Au Québec, sur les plaques d’immatriculation des véhicules il y a écrit « Je me souviens « , c’est notre dicton provincial. En ce 5 mai de cette année, pour souligner la journée internationale des sages-femmes, j’ai envie d’honorer les sages-femmes pour leur spécificité à être aux services des femmes et des familles depuis que le monde est monde, et ce, bien avec que le patriarcat médico-moderne ne domine le corps des femmes qui enfantent. Rappelons-nous qui nous sommes et restons unies.  

J’ai la profonde conviction que les sages-femmes sont la solution pour renverser la médicalisation des naissances à l’ère moderne. Les femmes et les familles nous demandent partout à travers le monde. Elles souhaitent enfanter en femmes libres et fortes de leurs convictions, soutenues par leur sage-femme qui est là, effacée et présente, pour porter l’espace et agir au besoin.

Il n’y a qu’une rivière

Il n’y a qu’un océan

Qui coule à travers toi

Qui coule à travers moi

Nous sommes un, nous sommes une (Bis)

Restons unis et rappelons-nous, pour avoir la chance de vivre des moments comme celui-ci:

Ou celui-là:

Ou celui-là:

La biodiversité sage-femme

Il existe un drôle de phénomène parmi les sages-femmes et cela est constaté partout dans le monde. Les sages-femmes qui sont différentes se jugent et parfois se rapportent à la justice entre elles.

Le patriarcat et ses vieux systèmes de croyances nous ont tellement médicalisées qu’ils ont réussi à ce qu’on se nuise entre nous. J’ai souvent entendu des sages-femmes dire « Les médecins n’ont pas besoin de s’attaquer à nous, on s’attaque nous-même entre nous ! » C’est un phénomène aussi inquiétant que fascinant.
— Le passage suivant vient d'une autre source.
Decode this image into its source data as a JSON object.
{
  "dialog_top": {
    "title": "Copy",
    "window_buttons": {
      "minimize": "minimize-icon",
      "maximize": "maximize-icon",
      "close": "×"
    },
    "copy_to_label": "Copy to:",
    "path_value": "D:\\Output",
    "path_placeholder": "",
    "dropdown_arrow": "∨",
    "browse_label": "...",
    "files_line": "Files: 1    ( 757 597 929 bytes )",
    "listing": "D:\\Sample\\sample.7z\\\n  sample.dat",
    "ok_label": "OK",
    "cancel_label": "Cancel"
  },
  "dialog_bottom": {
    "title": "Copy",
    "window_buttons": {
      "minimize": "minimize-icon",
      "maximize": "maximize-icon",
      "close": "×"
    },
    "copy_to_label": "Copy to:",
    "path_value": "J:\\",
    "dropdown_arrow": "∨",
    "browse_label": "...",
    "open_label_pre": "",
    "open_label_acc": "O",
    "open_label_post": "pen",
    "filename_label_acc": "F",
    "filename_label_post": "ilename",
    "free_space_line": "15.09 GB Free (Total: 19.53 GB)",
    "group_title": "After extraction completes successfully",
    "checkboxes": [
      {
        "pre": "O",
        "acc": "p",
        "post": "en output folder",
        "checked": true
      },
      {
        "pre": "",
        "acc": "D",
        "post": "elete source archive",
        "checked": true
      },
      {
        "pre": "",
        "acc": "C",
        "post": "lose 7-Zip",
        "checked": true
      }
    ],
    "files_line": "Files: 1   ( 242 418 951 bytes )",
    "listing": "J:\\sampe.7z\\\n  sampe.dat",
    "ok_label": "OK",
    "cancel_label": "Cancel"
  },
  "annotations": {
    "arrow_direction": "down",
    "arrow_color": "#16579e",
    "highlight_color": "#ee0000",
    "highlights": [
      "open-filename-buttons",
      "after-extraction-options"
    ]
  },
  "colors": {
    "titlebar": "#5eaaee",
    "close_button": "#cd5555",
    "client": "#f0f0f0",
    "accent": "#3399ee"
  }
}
Comme si la monoculture de l’agriculture moderne s’appliquait aux naissances !

Tous les agronomes de ce monde vous le diront : la monoculture n’a rien de bénéfique. Le secret d’une agriculture optimale, c’est la biodiversité. Nous n’avons aucun avantage à vouloir que toutes les sages-femmes soient pareilles. Une pourra se spécialiser en approche hospitalière, l’autre dans les avortements, l’autre dans l’écriture (comme moi avec ce blogue) et l’autre dans les accouchements à domicile. Dans tous les cas, c’est génial !!! Restons unies et fières de notre biodiversité. 

Pour rester unies, il n’est pas question de faire l’unanimité. Par exemple, je sais bien que je ne plais pas à toutes les sages-femmes du monde, comme le fait que toutes les sages-femmes du monde ne me plaisent pas. C’est tout à fait normal. Les sages-femmes sont humaines, donc toutes différentes, c’est ce qui fait notre force quand nous restons toutes unies.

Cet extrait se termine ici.